February 20, 2015

Diabetes - If You Drink Alcohol – Read This

Dr. Rosalind Breslow, Ph.D., an epidemiologist in NIAAA's Division of Epidemiology and Prevention Research led a study that appears in the February 2015 issue of Alcoholism: Clinical and Experimental Research. Dr. Breslow said the results of the study does not report actual, but potential rate of drinking and medication use that overlap.

About 42 percent of U.S. Adults who drink also report using medications that are known to interact with alcohol. This is based on a study from the National Institutes of Health. In those over 65 years of age who drink alcohol, nearly 78 percent report using alcohol-interactive medications. These findings show that a substantial percentage of people, who drink regularly, particularly older adults, could be at risk of harmful alcohol and medication interactions. Dr. Breslow suggests that people talk to their doctor or pharmacist about whether they should avoid alcohol while taking their prescribed medications.

This research is among the first to estimate the proportion of adult drinkers in the United States who may be mixing alcohol-interactive medications with alcohol. Dr. Breslow emphasizes the resulting health effects can range from mild (nausea, headaches, loss of coordination) to severe (internal bleeding, heart problems, difficulty breathing).

Combining alcohol with medications often carries the potential for serious health risks,” said Dr. George Koob, director of the National Institute on Alcohol Abuse and Alcoholism (NIAAA), part of NIH. “Based on this study, many individuals may be mixing alcohol with interactive medications and they should be aware of the possible harms.”
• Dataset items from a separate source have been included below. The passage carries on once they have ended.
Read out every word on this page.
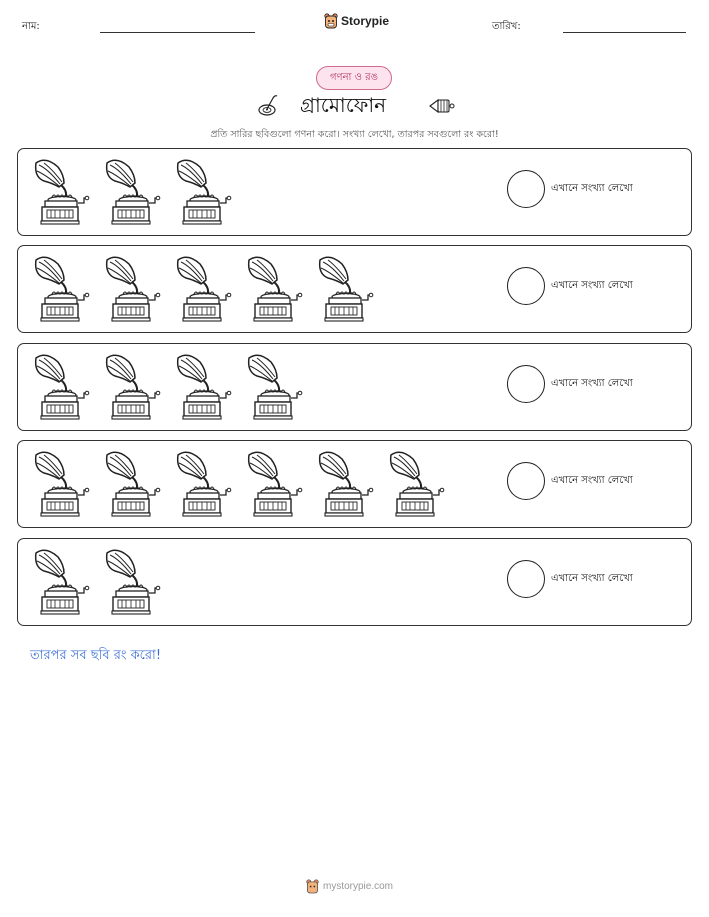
নাম:	Storypie	তারিখ:
গণনা ও রঙ
গ্রামোফোন
প্রতি সারির ছবিগুলো গণনা করো। সংখ্যা লেখো, তারপর সবগুলো রং করো!
এখানে সংখ্যা লেখো
এখানে সংখ্যা লেখো
এখানে সংখ্যা লেখো
এখানে সংখ্যা লেখো
এখানে সংখ্যা লেখো
তারপর সব ছবি রং করো!
mystorypie.com
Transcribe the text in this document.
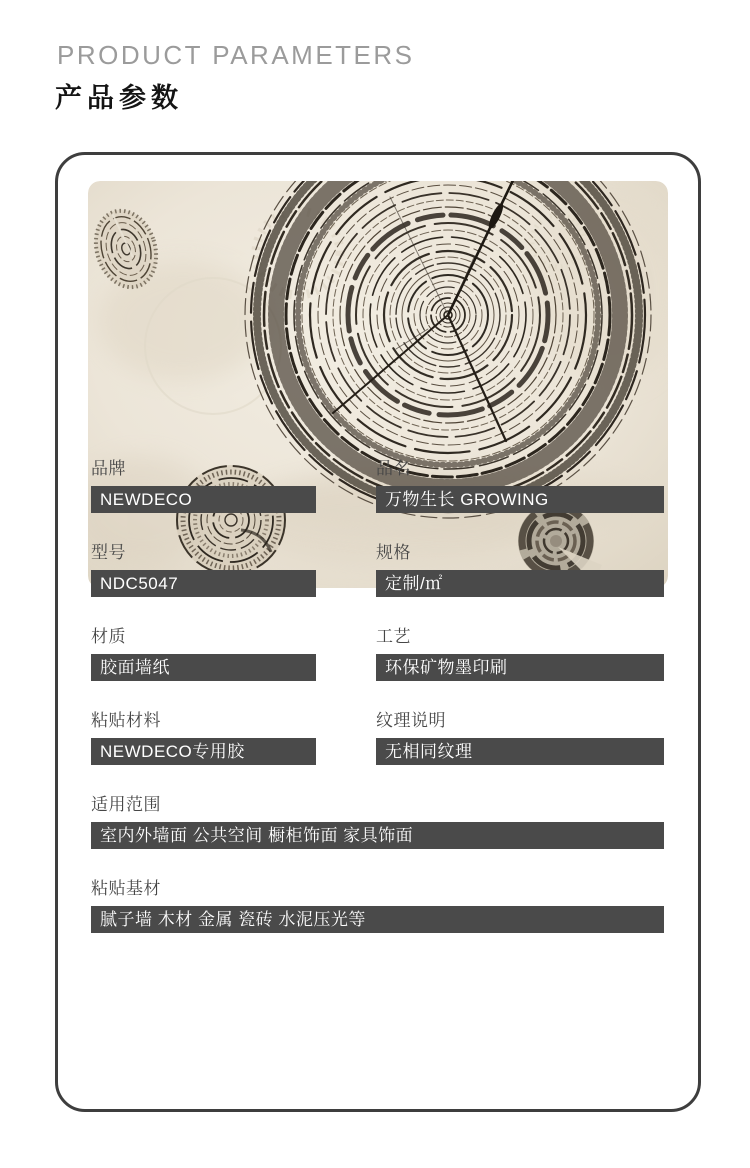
PRODUCT PARAMETERS
产品参数
品牌
NEWDECO
品名
万物生长 GROWING
型号
NDC5047
规格
定制/㎡
材质
胶面墙纸
工艺
环保矿物墨印刷
粘贴材料
NEWDECO专用胶
纹理说明
无相同纹理
适用范围
室内外墙面 公共空间 橱柜饰面 家具饰面
粘贴基材
腻子墙 木材 金属 瓷砖 水泥压光等
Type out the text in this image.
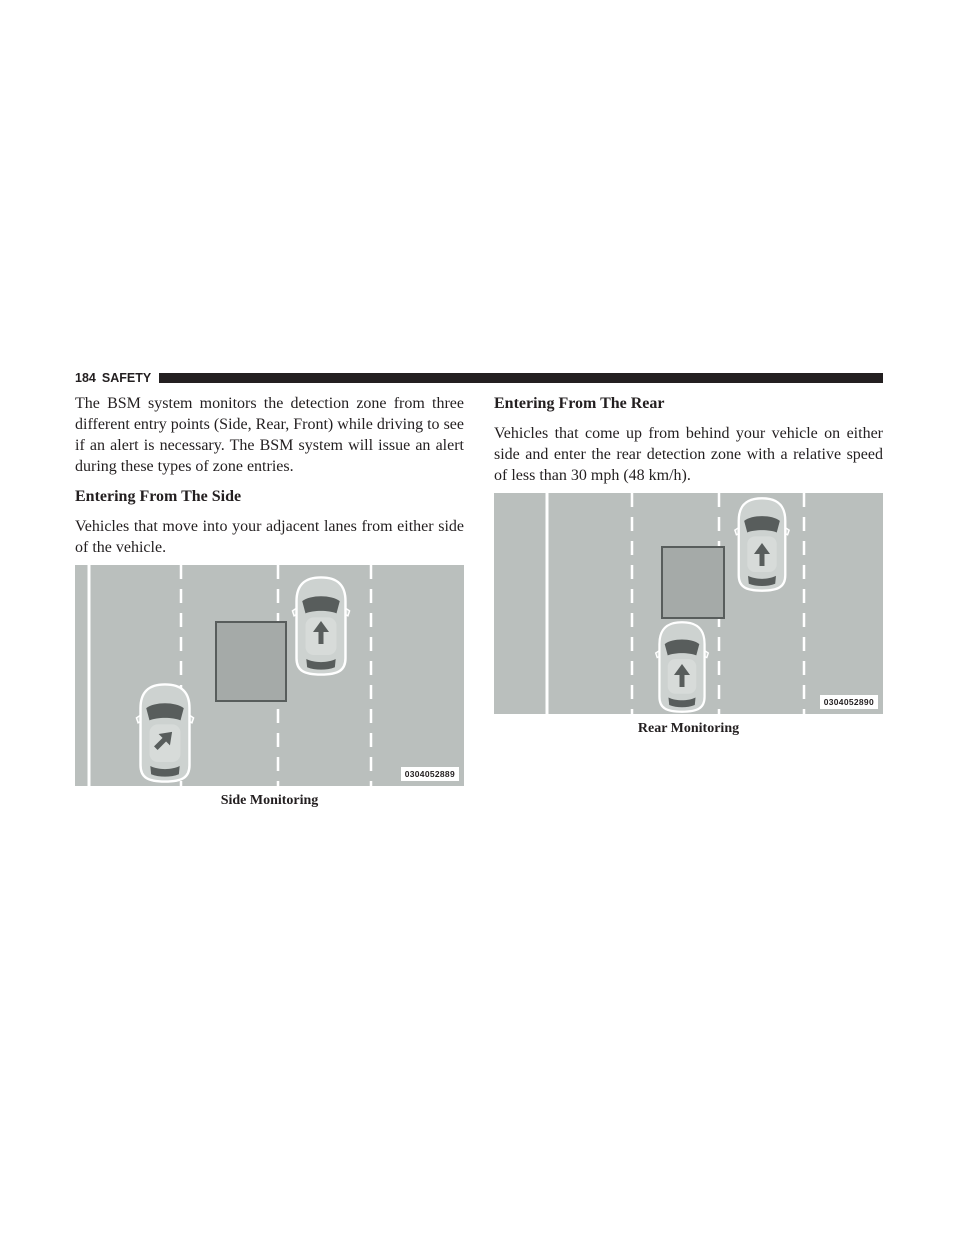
184 SAFETY

The BSM system monitors the detection zone from three different entry points (Side, Rear, Front) while driving to see if an alert is necessary. The BSM system will issue an alert during these types of zone entries.

Entering From The Side

Vehicles that move into your adjacent lanes from either side of the vehicle.

0304052889
Side Monitoring
Entering From The Rear

Vehicles that come up from behind your vehicle on either side and enter the rear detection zone with a relative speed of less than 30 mph (48 km/h).

0304052890
Rear Monitoring
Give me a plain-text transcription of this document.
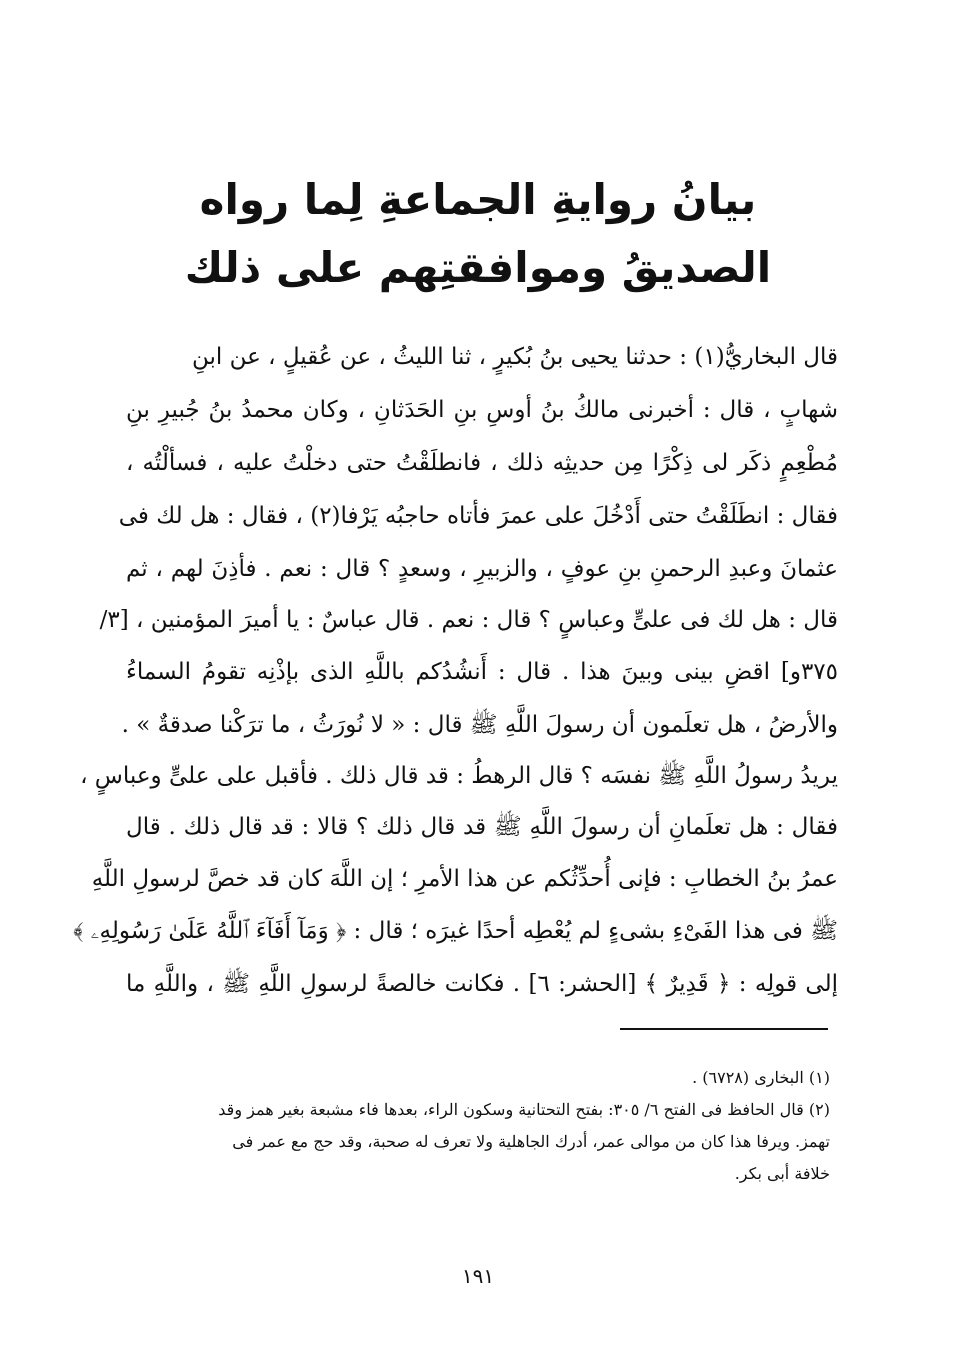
بيانُ روايةِ الجماعةِ لِما رواه
الصديقُ وموافقتِهم على ذلك
قال البخاريُّ(١) : حدثنا يحيى بنُ بُكيرٍ ، ثنا الليثُ ، عن عُقيلٍ ، عن ابنِ
شهابٍ ، قال : أخبرنى مالكُ بنُ أوسِ بنِ الحَدَثانِ ، وكان محمدُ بنُ جُبيرِ بنِ
مُطْعِمٍ ذكَر لى ذِكْرًا مِن حديثِه ذلك ، فانطلَقْتُ حتى دخلْتُ عليه ، فسألْتُه ،
فقال : انطَلَقْتُ حتى أَدْخُلَ على عمرَ فأتاه حاجبُه يَرْفا(٢) ، فقال : هل لك فى
عثمانَ وعبدِ الرحمنِ بنِ عوفٍ ، والزبيرِ ، وسعدٍ ؟ قال : نعم . فأذِنَ لهم ، ثم
قال : هل لك فى علىٍّ وعباسٍ ؟ قال : نعم . قال عباسٌ : يا أميرَ المؤمنين ، [٣/
٣٧٥و] اقضِ بينى وبينَ هذا . قال : أَنشُدُكم باللَّهِ الذى بإذْنِه تقومُ السماءُ
والأرضُ ، هل تعلَمون أن رسولَ اللَّهِ ﷺ قال : « لا نُورَثُ ، ما ترَكْنا صدقةٌ » .
يريدُ رسولُ اللَّهِ ﷺ نفسَه ؟ قال الرهطُ : قد قال ذلك . فأقبل على علىٍّ وعباسٍ ،
فقال : هل تعلَمانِ أن رسولَ اللَّهِ ﷺ قد قال ذلك ؟ قالا : قد قال ذلك . قال
عمرُ بنُ الخطابِ : فإنى أُحدِّثُكم عن هذا الأمرِ ؛ إن اللَّهَ كان قد خصَّ لرسولِ اللَّهِ
ﷺ فى هذا الفَىْءِ بشىءٍ لم يُعْطِه أحدًا غيرَه ؛ قال : ﴿ وَمَآ أَفَآءَ ٱللَّهُ عَلَىٰ رَسُولِهِۦ ﴾
إلى قولِه : ﴿ قَدِيرٌ ﴾ [الحشر: ٦] . فكانت خالصةً لرسولِ اللَّهِ ﷺ ، واللَّهِ ما
(١) البخارى (٦٧٢٨) .
(٢) قال الحافظ فى الفتح ٦/ ٣٠٥: بفتح التحتانية وسكون الراء، بعدها فاء مشبعة بغير همز وقد
تهمز. ويرفا هذا كان من موالى عمر، أدرك الجاهلية ولا تعرف له صحبة، وقد حج مع عمر فى
خلافة أبى بكر.
١٩١
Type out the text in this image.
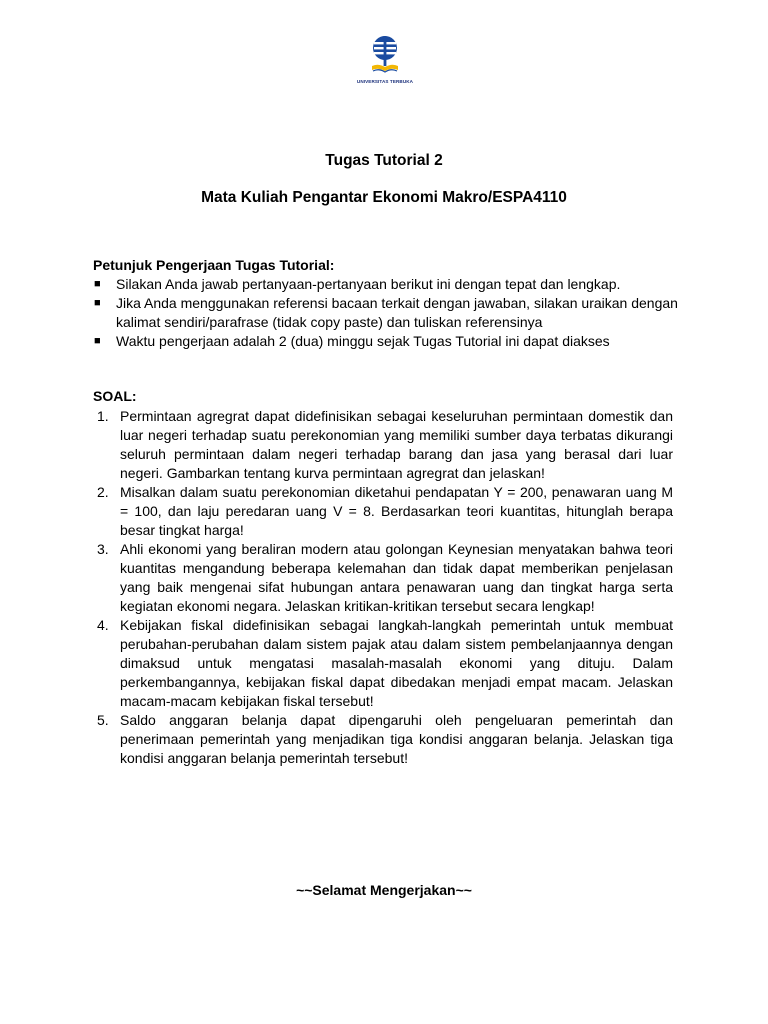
UNIVERSITAS TERBUKA
Tugas Tutorial 2
Mata Kuliah Pengantar Ekonomi Makro/ESPA4110
Petunjuk Pengerjaan Tugas Tutorial:
■ Silakan Anda jawab pertanyaan-pertanyaan berikut ini dengan tepat dan lengkap.
■ Jika Anda menggunakan referensi bacaan terkait dengan jawaban, silakan uraikan dengan kalimat sendiri/parafrase (tidak copy paste) dan tuliskan referensinya
■ Waktu pengerjaan adalah 2 (dua) minggu sejak Tugas Tutorial ini dapat diakses
SOAL:
1. Permintaan agregrat dapat didefinisikan sebagai keseluruhan permintaan domestik dan luar negeri terhadap suatu perekonomian yang memiliki sumber daya terbatas dikurangi seluruh permintaan dalam negeri terhadap barang dan jasa yang berasal dari luar negeri. Gambarkan tentang kurva permintaan agregrat dan jelaskan!
2. Misalkan dalam suatu perekonomian diketahui pendapatan Y = 200, penawaran uang M = 100, dan laju peredaran uang V = 8. Berdasarkan teori kuantitas, hitunglah berapa besar tingkat harga!
3. Ahli ekonomi yang beraliran modern atau golongan Keynesian menyatakan bahwa teori kuantitas mengandung beberapa kelemahan dan tidak dapat memberikan penjelasan yang baik mengenai sifat hubungan antara penawaran uang dan tingkat harga serta kegiatan ekonomi negara. Jelaskan kritikan-kritikan tersebut secara lengkap!
4. Kebijakan fiskal didefinisikan sebagai langkah-langkah pemerintah untuk membuat perubahan-perubahan dalam sistem pajak atau dalam sistem pembelanjaannya dengan dimaksud untuk mengatasi masalah-masalah ekonomi yang dituju. Dalam perkembangannya, kebijakan fiskal dapat dibedakan menjadi empat macam. Jelaskan macam-macam kebijakan fiskal tersebut!
5. Saldo anggaran belanja dapat dipengaruhi oleh pengeluaran pemerintah dan penerimaan pemerintah yang menjadikan tiga kondisi anggaran belanja. Jelaskan tiga kondisi anggaran belanja pemerintah tersebut!
~~Selamat Mengerjakan~~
Some of the alcohol-interactive medications reported in the survey were blood pressure medications, sleeping pills, pain medications, muscle relaxers, diabetes and cholesterol medications, antidepressants and antipsychotics. Based on recent estimates, about 71 percent of U.S. adults drink alcohol.

You have probably seen warnings on medicines you have taken. The danger is real and the warnings should be heeded. In addition to these dangers, alcohol can make a medication less effective or even useless, or it may make the medication harmful or toxic to your body.  Some medicines that you might never have suspected can react with alcohol, including many medications which can be purchased “over-the-counter,” that is, without a prescription. Surprise, even some herbal remedies can have harmful effects when combined with alcohol. Small amounts of alcohol can make it dangerous to drive, and when you mix alcohol with certain medicines, you put yourself at even greater risk. Combining alcohol with some medicines can lead to falls and serious injuries, especially among older people.

Women, in general, have a higher risk for problems than men. When a woman drinks, the alcohol in her bloodstream typically reaches a higher level than a man’s even if both are drinking the same amount. As a result, women are more susceptible to alcohol-related damage to organs such as the liver.

And remember, older people are at particularly high risk for harmful alcohol–medication interactions. Aging slows the body’s ability to break down alcohol, so alcohol remains in a person’s system longer. Older people also are more likely to take a medication that interacts with alcohol. And in fact, they often need to take more than one of these medications.